Published on 08 September 2006
Giant scavenging isopods, blind armoured shrimps, and a formidable assortment of galatheids: the present volume of Tropical Deep-Sea Benthos contains this and a lot more. Unlike most other marine biological communities, the deep-sea benthic fauna of the tropics has long suffered from a lack of focussed attention from zoologists and oceanographers. In fact, the deep benthos of the tropical seas represents one of the last frontiers of marine biodiversity, and every new cruise on the slopes of South Pacific island groups reveals new taxa from all zoological groups. Tropical Deep-Sea Benthos, a continuation of Résultats des Campagnes MUSORSTOM, is a series dedicated to inventorying and describing the deep-sea faunas of the world, with special emphasis on the most extensive and least explored of its biogeographical regions: the Indo-West Pacific. The series rests on an international network of taxonomists fueled by the results of an ongoing sampling programme by Muséum national d’Histoire naturelle (MNHN, Paris) and Institut de Recherche pour le Développement (IRD). Tropical Deep-Sea Benthos is a contribution to the Census of Marine Life, an international programme to document the systematics, distribution, and populations of the marine biota of the world. Volume 24 of Tropical Deep-Sea Benthos thus contains 12 contributions by systematists from Australia, New Zealand, Indonesia, Japan, Poland, Spain, Sweden, and the United States, together describing 5 new genera and 57 new species. One paper reports on the brachiopod fauna of Fiji: although brachiopods lost their ecological significance in marine ecosystems, they are still widely distributed and may be locally common. A paper on the ophiacanthids of New Caledonia is the first in a series on the brittle stars (ophiuroids). The other papers are on crustaceans, one of the specialities of this series, and range from minute cumaceans to giant isopods, crabs, shrimps, and hermit crabs. The remote Austral Is were first explored in 2002 and results presented in this volume document levels of undescribed species in excess of 50%.

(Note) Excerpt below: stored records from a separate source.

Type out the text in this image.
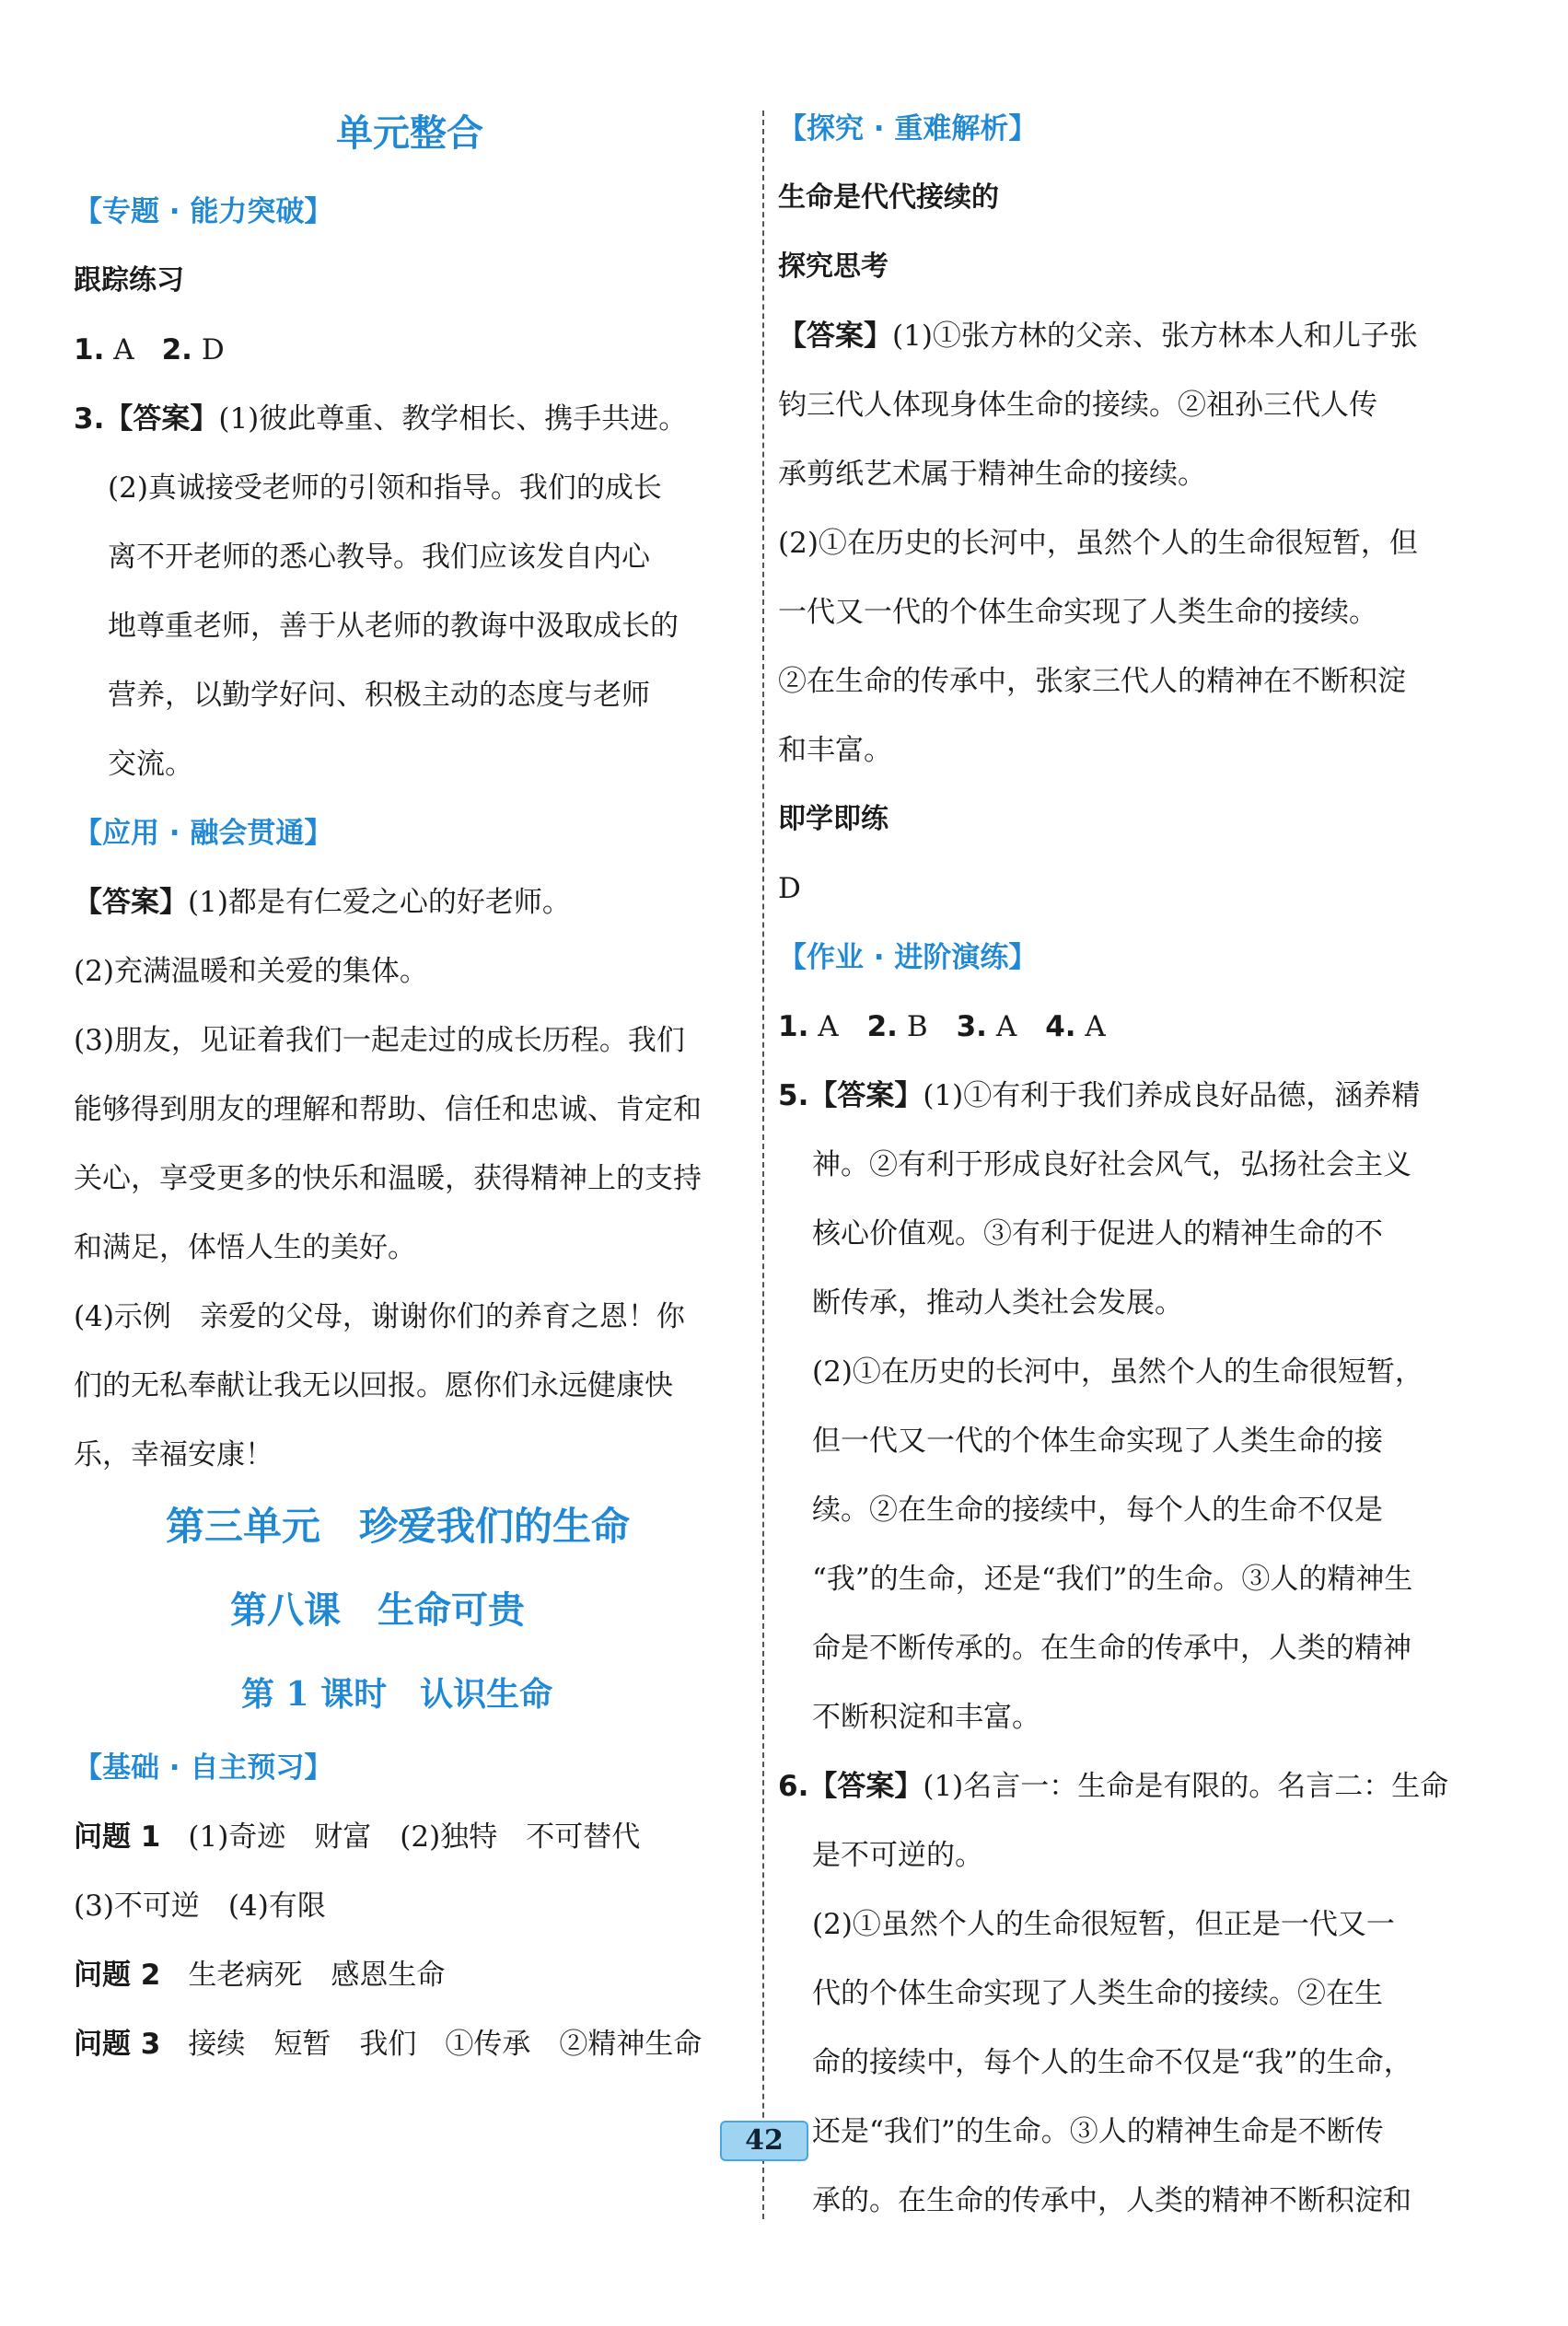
单元整合
【专题 · 能力突破】
跟踪练习
1. A 2. D
3.【答案】(1)彼此尊重、教学相长、携手共进。
(2)真诚接受老师的引领和指导。我们的成长
离不开老师的悉心教导。我们应该发自内心
地尊重老师，善于从老师的教诲中汲取成长的
营养，以勤学好问、积极主动的态度与老师
交流。
【应用 · 融会贯通】
【答案】(1)都是有仁爱之心的好老师。
(2)充满温暖和关爱的集体。
(3)朋友，见证着我们一起走过的成长历程。我们
能够得到朋友的理解和帮助、信任和忠诚、肯定和
关心，享受更多的快乐和温暖，获得精神上的支持
和满足，体悟人生的美好。
(4)示例　亲爱的父母，谢谢你们的养育之恩！你
们的无私奉献让我无以回报。愿你们永远健康快
乐，幸福安康！
第三单元　珍爱我们的生命
第八课　生命可贵
第 1 课时　认识生命
【基础 · 自主预习】
问题 1 (1)奇迹　财富　(2)独特　不可替代
(3)不可逆　(4)有限
问题 2 生老病死　感恩生命
问题 3 接续　短暂　我们　①传承　②精神生命
【探究 · 重难解析】
生命是代代接续的
探究思考
【答案】(1)①张方林的父亲、张方林本人和儿子张
钧三代人体现身体生命的接续。②祖孙三代人传
承剪纸艺术属于精神生命的接续。
(2)①在历史的长河中，虽然个人的生命很短暂，但
一代又一代的个体生命实现了人类生命的接续。
②在生命的传承中，张家三代人的精神在不断积淀
和丰富。
即学即练
D
【作业 · 进阶演练】
1. A　2. B　3. A　4. A
5.【答案】(1)①有利于我们养成良好品德，涵养精
神。②有利于形成良好社会风气，弘扬社会主义
核心价值观。③有利于促进人的精神生命的不
断传承，推动人类社会发展。
(2)①在历史的长河中，虽然个人的生命很短暂，
但一代又一代的个体生命实现了人类生命的接
续。②在生命的接续中，每个人的生命不仅是
“我”的生命，还是“我们”的生命。③人的精神生
命是不断传承的。在生命的传承中，人类的精神
不断积淀和丰富。
6.【答案】(1)名言一：生命是有限的。名言二：生命
是不可逆的。
(2)①虽然个人的生命很短暂，但正是一代又一
代的个体生命实现了人类生命的接续。②在生
命的接续中，每个人的生命不仅是“我”的生命，
还是“我们”的生命。③人的精神生命是不断传
承的。在生命的传承中，人类的精神不断积淀和
42
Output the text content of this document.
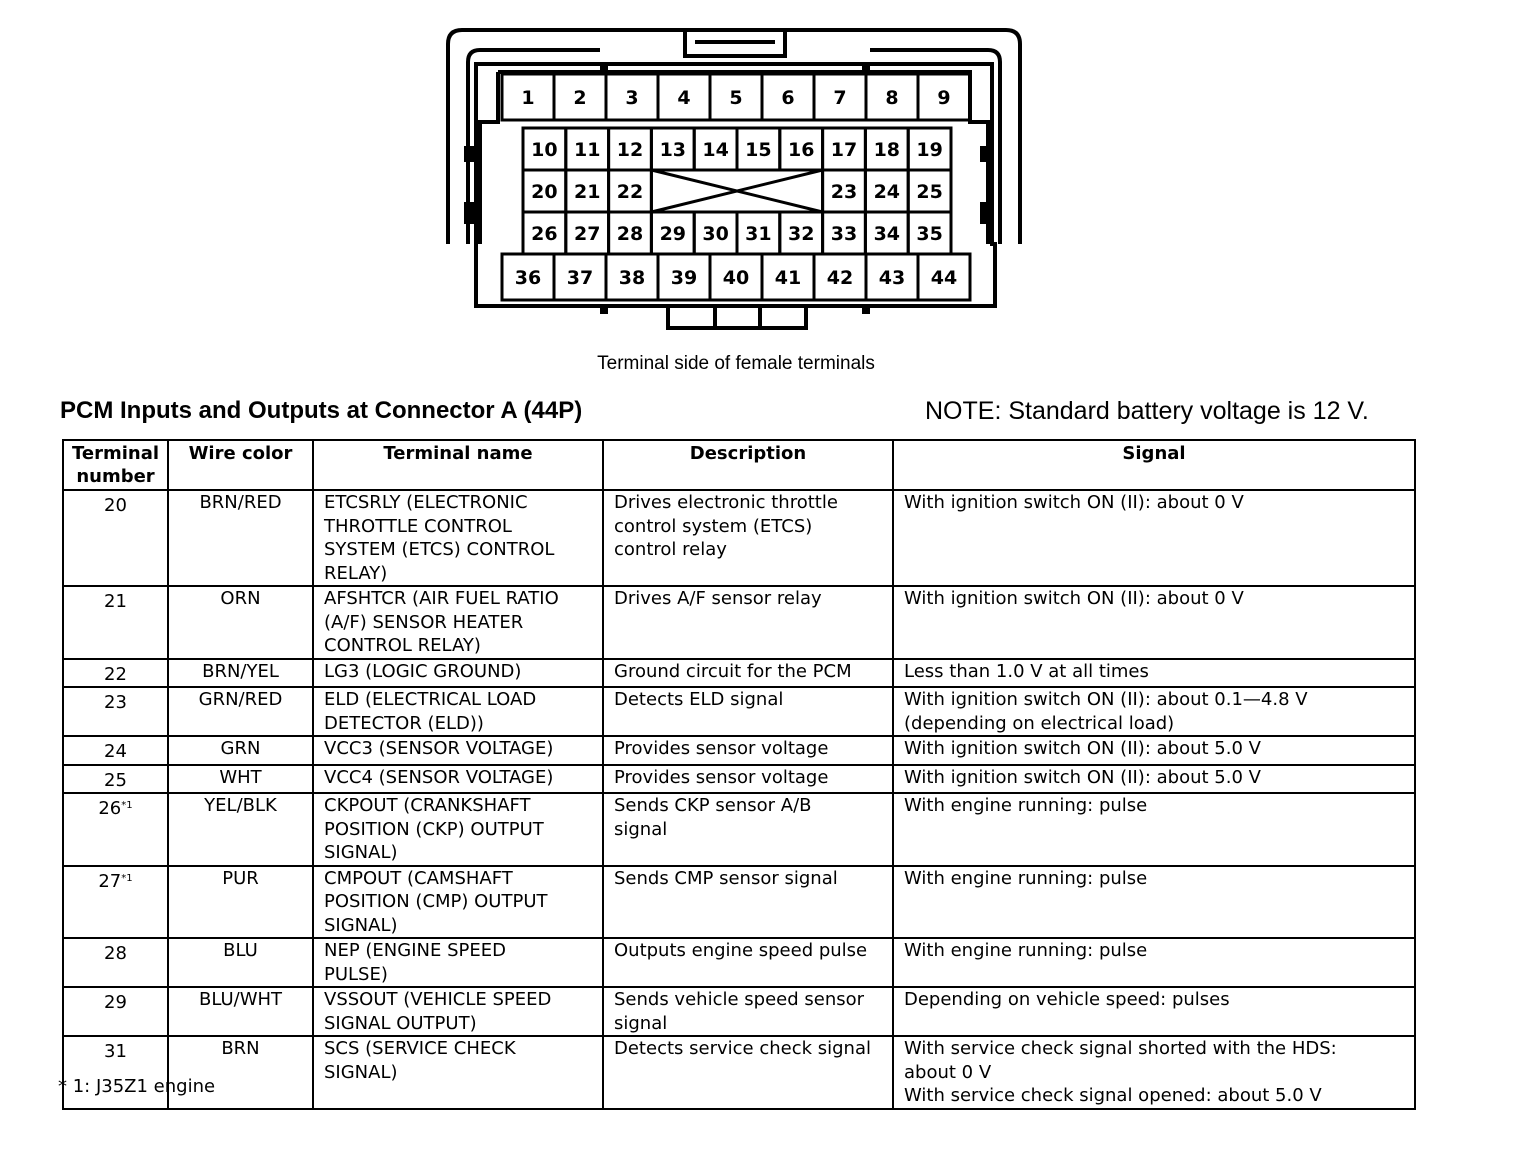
1 2 3 4 5 6 7 8 9
10 11 12 13 14 15 16 17 18 19
20 21 22	23 24 25
26 27 28 29 30 31 32 33 34 35
36 37 38 39 40 41 42 43 44
Terminal side of female terminals
PCM Inputs and Outputs at Connector A (44P)	NOTE: Standard battery voltage is 12 V.
Terminal
number	Wire color	Terminal name	Description	Signal
20	BRN/RED	ETCSRLY (ELECTRONIC
THROTTLE CONTROL
SYSTEM (ETCS) CONTROL
RELAY)	Drives electronic throttle
control system (ETCS)
control relay	With ignition switch ON (II): about 0 V
21	ORN	AFSHTCR (AIR FUEL RATIO
(A/F) SENSOR HEATER
CONTROL RELAY)	Drives A/F sensor relay	With ignition switch ON (II): about 0 V
22	BRN/YEL	LG3 (LOGIC GROUND)	Ground circuit for the PCM	Less than 1.0 V at all times
23	GRN/RED	ELD (ELECTRICAL LOAD
DETECTOR (ELD))	Detects ELD signal	With ignition switch ON (II): about 0.1—4.8 V
(depending on electrical load)
24	GRN	VCC3 (SENSOR VOLTAGE)	Provides sensor voltage	With ignition switch ON (II): about 5.0 V
25	WHT	VCC4 (SENSOR VOLTAGE)	Provides sensor voltage	With ignition switch ON (II): about 5.0 V
26$^{*1}$	YEL/BLK	CKPOUT (CRANKSHAFT
POSITION (CKP) OUTPUT
SIGNAL)	Sends CKP sensor A/B
signal	With engine running: pulse
27$^{*1}$	PUR	CMPOUT (CAMSHAFT
POSITION (CMP) OUTPUT
SIGNAL)	Sends CMP sensor signal	With engine running: pulse
28	BLU	NEP (ENGINE SPEED
PULSE)	Outputs engine speed pulse	With engine running: pulse
29	BLU/WHT	VSSOUT (VEHICLE SPEED
SIGNAL OUTPUT)	Sends vehicle speed sensor
signal	Depending on vehicle speed: pulses
31	BRN	SCS (SERVICE CHECK
SIGNAL)	Detects service check signal	With service check signal shorted with the HDS:
about 0 V
With service check signal opened: about 5.0 V
* 1: J35Z1 engine
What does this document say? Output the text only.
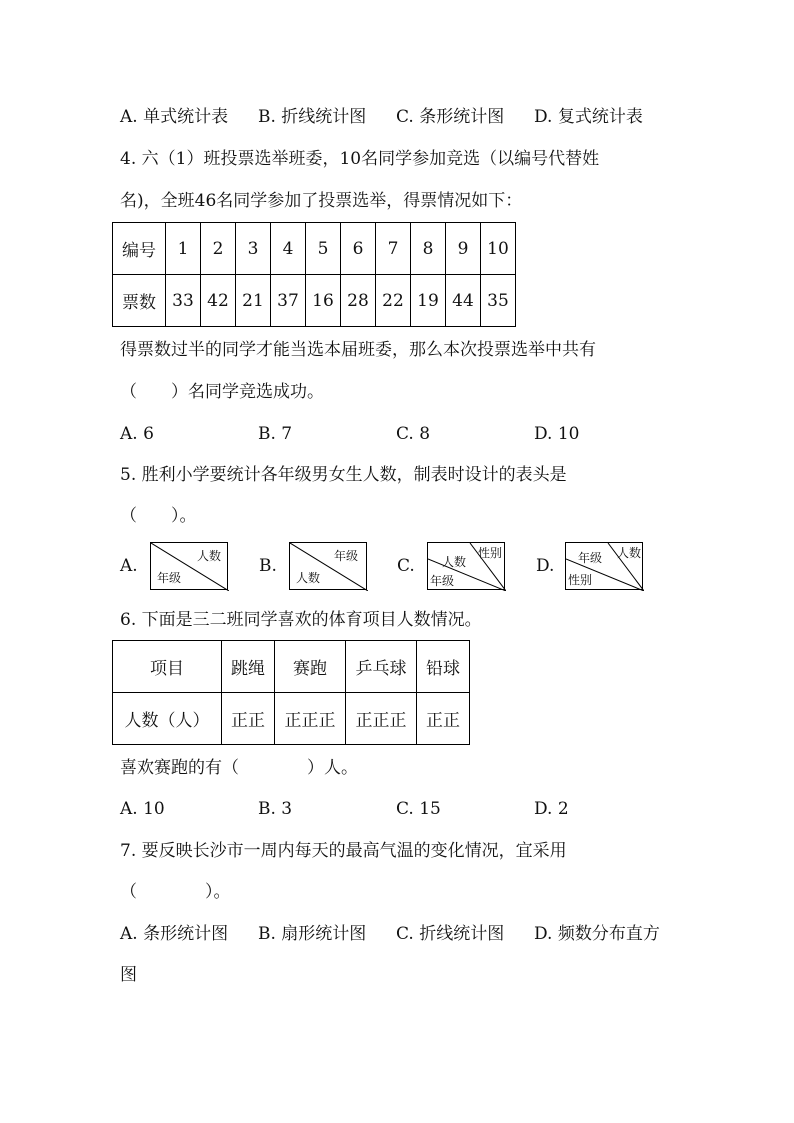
A. 单式统计表 B. 折线统计图 C. 条形统计图 D. 复式统计表
4. 六（1）班投票选举班委，10名同学参加竞选（以编号代替姓
名)，全班46名同学参加了投票选举，得票情况如下：
编号	1	2	3	4	5	6	7	8	9	10
票数	33	42	21	37	16	28	22	19	44	35
得票数过半的同学才能当选本届班委，那么本次投票选举中共有
（　　）名同学竞选成功。
A. 6	B. 7	C. 8	D. 10
5. 胜利小学要统计各年级男女生人数，制表时设计的表头是
（　　）。
A.	人数
年级
B.	年级
人数
C.
性别
人数
年级
D.
人数
年级
性别
6. 下面是三二班同学喜欢的体育项目人数情况。
项目	跳绳	赛跑	乒乓球	铅球
人数（人）	正正	正正正	正正正	正正
喜欢赛跑的有（　　　　）人。
A. 10	B. 3	C. 15	D. 2
7. 要反映长沙市一周内每天的最高气温的变化情况，宜采用
（　　　　）。
A. 条形统计图 B. 扇形统计图 C. 折线统计图 D. 频数分布直方
图
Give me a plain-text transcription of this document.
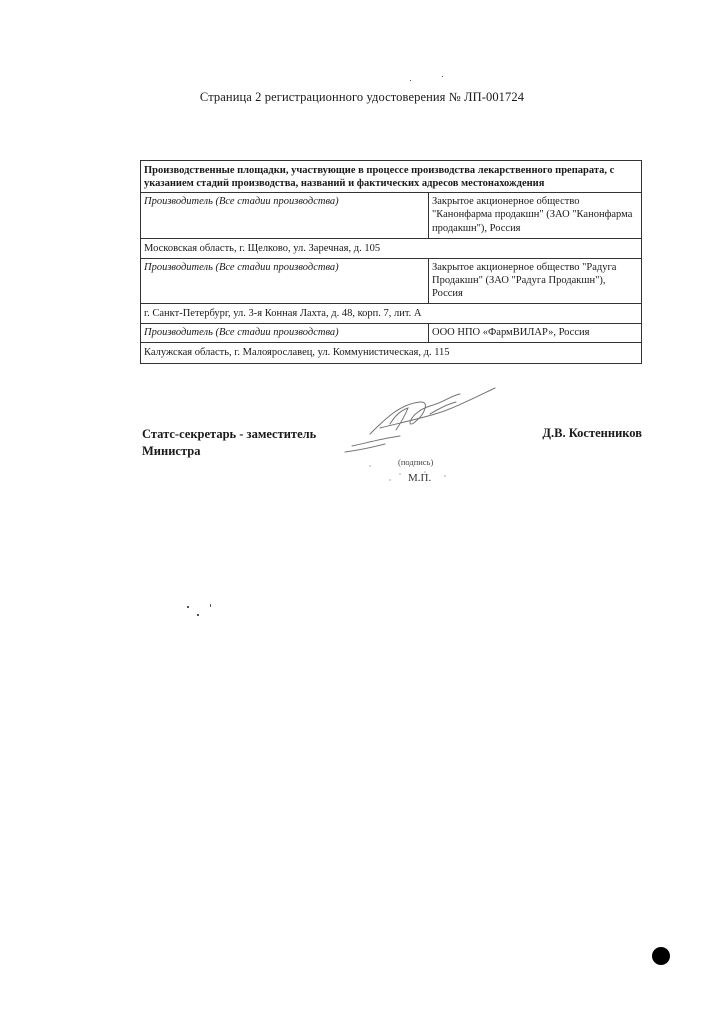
Страница 2 регистрационного удостоверения № ЛП-001724
Производственные площадки, участвующие в процессе производства лекарственного препарата, с указанием стадий производства, названий и фактических адресов местонахождения	
Производитель (Все стадии производства)	Закрытое акционерное общество "Канонфарма продакшн" (ЗАО "Канонфарма продакшн"), Россия
Московская область, г. Щелково, ул. Заречная, д. 105	
Производитель (Все стадии производства)	Закрытое акционерное общество "Радуга Продакшн" (ЗАО "Радуга Продакшн"), Россия
г. Санкт-Петербург, ул. 3-я Конная Лахта, д. 48, корп. 7, лит. А	
Производитель (Все стадии производства)	ООО НПО «ФармВИЛАР», Россия
Калужская область, г. Малоярославец, ул. Коммунистическая, д. 115	
Статс-секретарь - заместитель Министра
Д.В. Костенников
(подпись)
М.П.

Bertrand Richer de Forges is a Principal Investigator of the Tropical Deep-Sea Benthos exploration cruises, and Jean-Lou Justine is a professor with Muséum national d’Histoire naturelle. Both are working in the South Pacific at the Nouméa branch of Institut de Recherche pour le Développement.
RICHER DE FORGES B. & JUSTINE J.-L. (eds) 2006 — Tropical Deep-Sea Benthos volume 24. Muséum national d'Histoire naturelle, Paris, 417 p. (Mémoires du Muséum national d'Histoire naturelle ; 193).